DISTINCT, AVG, or COUNT are really important queries and hold a lot of information in what you're trying to find.
- **Validate:** Where could the AI‑generated SQL be wrong or incomplete? How did you check?  
I have experience with SQL, so I always double checked to make sure what it was asking was clear enough for gemini to understand and that it's output was correct.
- **Extend:** Which stakeholder could use your results tomorrow? What action should they take?

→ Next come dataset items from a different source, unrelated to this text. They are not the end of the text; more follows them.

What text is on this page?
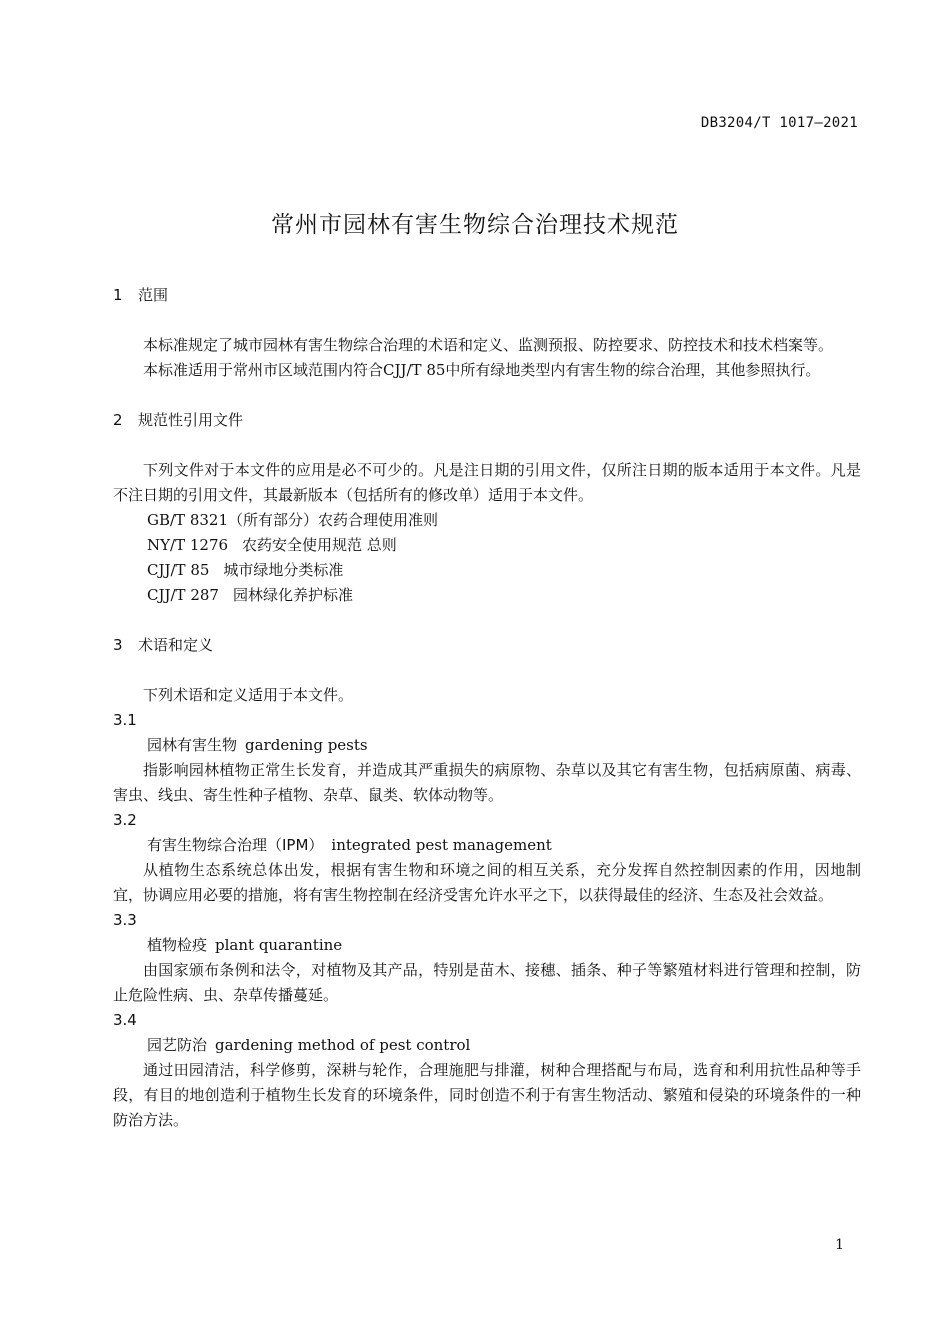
DB3204/T 1017—2021
常州市园林有害生物综合治理技术规范
1 范围

本标准规定了城市园林有害生物综合治理的术语和定义、监测预报、防控要求、防控技术和技术档案等。

本标准适用于常州市区域范围内符合CJJ/T 85中所有绿地类型内有害生物的综合治理，其他参照执行。

2 规范性引用文件

下列文件对于本文件的应用是必不可少的。凡是注日期的引用文件，仅所注日期的版本适用于本文件。凡是不注日期的引用文件，其最新版本（包括所有的修改单）适用于本文件。

GB/T 8321（所有部分）农药合理使用准则
NY/T 1276 农药安全使用规范 总则
CJJ/T 85 城市绿地分类标准
CJJ/T 287 园林绿化养护标准
3 术语和定义

下列术语和定义适用于本文件。

3.1
园林有害生物 gardening pests

指影响园林植物正常生长发育，并造成其严重损失的病原物、杂草以及其它有害生物，包括病原菌、病毒、害虫、线虫、寄生性种子植物、杂草、鼠类、软体动物等。

3.2
有害生物综合治理（IPM） integrated pest management

从植物生态系统总体出发，根据有害生物和环境之间的相互关系，充分发挥自然控制因素的作用，因地制宜，协调应用必要的措施，将有害生物控制在经济受害允许水平之下，以获得最佳的经济、生态及社会效益。

3.3
植物检疫 plant quarantine

由国家颁布条例和法令，对植物及其产品，特别是苗木、接穗、插条、种子等繁殖材料进行管理和控制，防止危险性病、虫、杂草传播蔓延。

3.4
园艺防治 gardening method of pest control

通过田园清洁，科学修剪，深耕与轮作，合理施肥与排灌，树种合理搭配与布局，选育和利用抗性品种等手段，有目的地创造利于植物生长发育的环境条件，同时创造不利于有害生物活动、繁殖和侵染的环境条件的一种防治方法。

1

I think this could be applicable in a lot of instances, it would just need to be determined what information you're trying to find and if the data contains what's necessary to find it.

## 6) Save your work to GitHub (pick one of the options)
**Option A (recommended):** In Colab, go to **File → Save a copy in GitHub…** and select your team repo + folder (e.g., `labs/Unit1/`).  
**Option B (CLI, if you know git):**
```bash
# (In Colab) mount Drive, then clone/pull/push as usual with a PAT
# Be careful to NOT store secrets in the notebook.
```
Name the file **`Lab1_AI_Assisted_SQL.ipynb`** and push it to your team repo.